Crónica de una vieja ciudad
Desde el escritorio de Usher
Te
despiertas, pero no es hora de levantarte así que sigues en la cama y piensas
en el trabajo, en tu familia, en la situación a tu alrededor. Transcurren los
cinco minutitos más que le dijiste al despertador y te levantas de la cama.
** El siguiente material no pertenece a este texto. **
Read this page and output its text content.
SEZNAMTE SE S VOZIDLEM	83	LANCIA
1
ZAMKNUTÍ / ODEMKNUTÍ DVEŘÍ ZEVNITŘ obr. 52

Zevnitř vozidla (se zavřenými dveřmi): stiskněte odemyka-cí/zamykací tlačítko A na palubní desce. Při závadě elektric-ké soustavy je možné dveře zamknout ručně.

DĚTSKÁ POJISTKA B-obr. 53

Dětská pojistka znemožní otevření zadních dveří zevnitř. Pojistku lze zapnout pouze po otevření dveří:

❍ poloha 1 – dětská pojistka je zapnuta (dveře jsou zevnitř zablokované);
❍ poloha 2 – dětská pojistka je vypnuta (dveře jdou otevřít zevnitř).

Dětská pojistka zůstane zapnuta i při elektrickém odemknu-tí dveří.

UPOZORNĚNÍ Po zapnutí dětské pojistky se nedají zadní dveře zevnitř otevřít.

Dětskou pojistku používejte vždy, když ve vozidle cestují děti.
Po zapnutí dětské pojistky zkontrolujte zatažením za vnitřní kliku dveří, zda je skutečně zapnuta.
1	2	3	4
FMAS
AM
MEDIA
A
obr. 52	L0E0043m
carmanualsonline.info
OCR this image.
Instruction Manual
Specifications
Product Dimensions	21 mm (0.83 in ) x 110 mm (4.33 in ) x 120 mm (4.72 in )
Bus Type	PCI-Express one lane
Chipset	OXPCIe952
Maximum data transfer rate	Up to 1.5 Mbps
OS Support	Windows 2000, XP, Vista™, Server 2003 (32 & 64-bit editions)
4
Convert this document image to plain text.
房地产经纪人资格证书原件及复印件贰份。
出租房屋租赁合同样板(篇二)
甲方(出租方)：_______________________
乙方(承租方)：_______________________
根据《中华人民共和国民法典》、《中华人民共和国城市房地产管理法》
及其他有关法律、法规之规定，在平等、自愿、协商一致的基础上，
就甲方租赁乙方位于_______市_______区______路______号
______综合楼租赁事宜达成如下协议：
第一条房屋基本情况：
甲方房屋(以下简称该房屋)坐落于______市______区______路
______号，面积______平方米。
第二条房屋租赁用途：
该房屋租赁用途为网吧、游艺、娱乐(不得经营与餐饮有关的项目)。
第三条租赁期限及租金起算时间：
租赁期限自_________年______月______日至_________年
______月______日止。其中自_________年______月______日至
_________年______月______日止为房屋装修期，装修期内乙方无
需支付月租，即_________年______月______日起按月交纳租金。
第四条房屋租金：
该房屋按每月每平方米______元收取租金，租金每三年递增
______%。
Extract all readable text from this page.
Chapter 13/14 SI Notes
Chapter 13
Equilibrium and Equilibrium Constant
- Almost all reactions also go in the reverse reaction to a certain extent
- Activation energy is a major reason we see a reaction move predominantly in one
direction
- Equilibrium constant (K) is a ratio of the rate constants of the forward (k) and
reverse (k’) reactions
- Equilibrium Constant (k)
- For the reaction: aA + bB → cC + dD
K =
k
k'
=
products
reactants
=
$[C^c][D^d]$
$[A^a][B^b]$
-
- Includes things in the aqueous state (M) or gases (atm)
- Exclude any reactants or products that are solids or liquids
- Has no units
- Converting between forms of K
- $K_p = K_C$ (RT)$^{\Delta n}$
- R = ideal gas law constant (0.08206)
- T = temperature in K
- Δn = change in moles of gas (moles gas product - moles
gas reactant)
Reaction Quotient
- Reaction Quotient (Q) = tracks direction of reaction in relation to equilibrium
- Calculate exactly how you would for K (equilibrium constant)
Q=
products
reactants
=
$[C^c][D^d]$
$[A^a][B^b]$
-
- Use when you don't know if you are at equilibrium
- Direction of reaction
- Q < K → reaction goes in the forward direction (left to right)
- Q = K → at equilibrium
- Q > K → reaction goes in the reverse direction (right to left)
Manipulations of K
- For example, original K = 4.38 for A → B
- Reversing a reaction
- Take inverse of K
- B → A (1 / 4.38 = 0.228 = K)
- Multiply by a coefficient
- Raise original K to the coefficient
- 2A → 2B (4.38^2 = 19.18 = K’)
Te
vistes, a veces al azar, a veces escoges cuidadosamente cada detalle de tu
vestuario, otras tantas reniegas de eso.
Subes
como todos los días al transporte público, la ruta de siempre, las mismas
escalas. “Sígale pasando que atrás hay lugar”, “bajan en la esquina, ahorita te
pago”, “te cobras uno, bajo en la siguiente parada”, “por favor los que faltan
de pasaje”, “¡bajan, té dije que bajaba en la esquina!, “¡no llevas animales!”.
Un
“súbase, siéntese y cállese”, “los niños mayores de tres años también pagan
pasaje”, “no tire basura no sea…”, “no haga corajes, haga dieta”, son los
comunicados que parecen explicar todo el funcionamiento en una unidad que
parece tener más años que el chofer y el cacharpo que vienen operándola, juntos.
Y
como en toda buen ciudad terminas atrapado en el tráfico, tal parece que entre
más temprano te levantes y salgas de tu casa, únicamente encuentras más
temprano la interminable fila de coches, que a vuelta de rueda transitan por una
y otra calle hasta su destino, acompañados del incesante sonido del claxon, del
“chinga tu madre”, del enfrenon de último momento y en los últimos metros, de
toda la “habilidad” que parecen tener los automovilistas mexicanos.
Ya
en el Metro subes escaleras, bajas escaleras, a la derecha por el pasillo, a la
izquierda por el otro pasillo, esquivas lo “nuevo, de moda, de novedad” y
llegas al andén, te enfrentas al ajetreo de poder entrar, recuerdas tus clases
de física, pero sientes que al instante ya no tienen sentido alguno, subes y
cualquier contorsionista te envidiaría.
Tu
riñón derecho donde va tu bazo, tu hígado donde va tu riñón izquierdo, tu
estomago más abajo, tu intestino más arriba y tu corazón, al fondo a la
derecha.
Bajas
del Metro, sales al exterior y a veces parece que esas hileras de escaleras te
subieron de lo más profundo del Infierno, ¿por qué no viste antes de entrar el
letrero de “abandonad la esperanza todos los que entren aquí”?
Caminas,
andas en bicicleta –al cabo es fácil, es como tener sexo-, subes de nuevo a un
transporte público, pides un taxi, -cada quien elige su veneno y la dosis- para
llegar por fin a tu trabajo.
Te
enchufas a tu lugar de trabajo y tomas la píldora azul y cual mecánica simple
aprietas turcas de un interminable engranaje para que cual bailarina en una
caja de música cumplas una rutina, al son de una música prefabricada: ♪♫
el reporte♪♫ quiero
eso en mi oficina a las 13:00♪♫ no se
les paga para que estén platicando♪♫ para eso
es la hora de la comida♪♫…
Te desconectas a la hora de la salida y cual
robot sigues una línea y atraviesas la puerta de salida; regresas a la calle,
para empezar la Odisea de regreso, otra vez el familiar sonido del claxon y de
las mentadas de madre que salen a decibeles intolerables, otra vez el Metro, otra
vez el micro, otra vez la interminable fila de autos que no llegan a ningún
lado, pero que te llevan a tu hogar.
Cenas, sintonizas la… “hoy fue el asalto número…
el muerto número… detuvieron al… VIVES
mejor tomando… hOy tú puedes ser el
ganador… SOBREVIVEn de milagro a
aparatoso accidente… SSiempre fiel a
sus colores el graan jugador…”.
Después de un día más, te acuestas de nuevo a
dormir, a descansar de la rutina de hoy para mañana amanecer a la rutina de ese
que parece ser el mismo día. Te acuestas, intentas relajarte cuando “viejo, ya
llegaron los recibos de las cuentas del gas, la luz, la renta, la…”.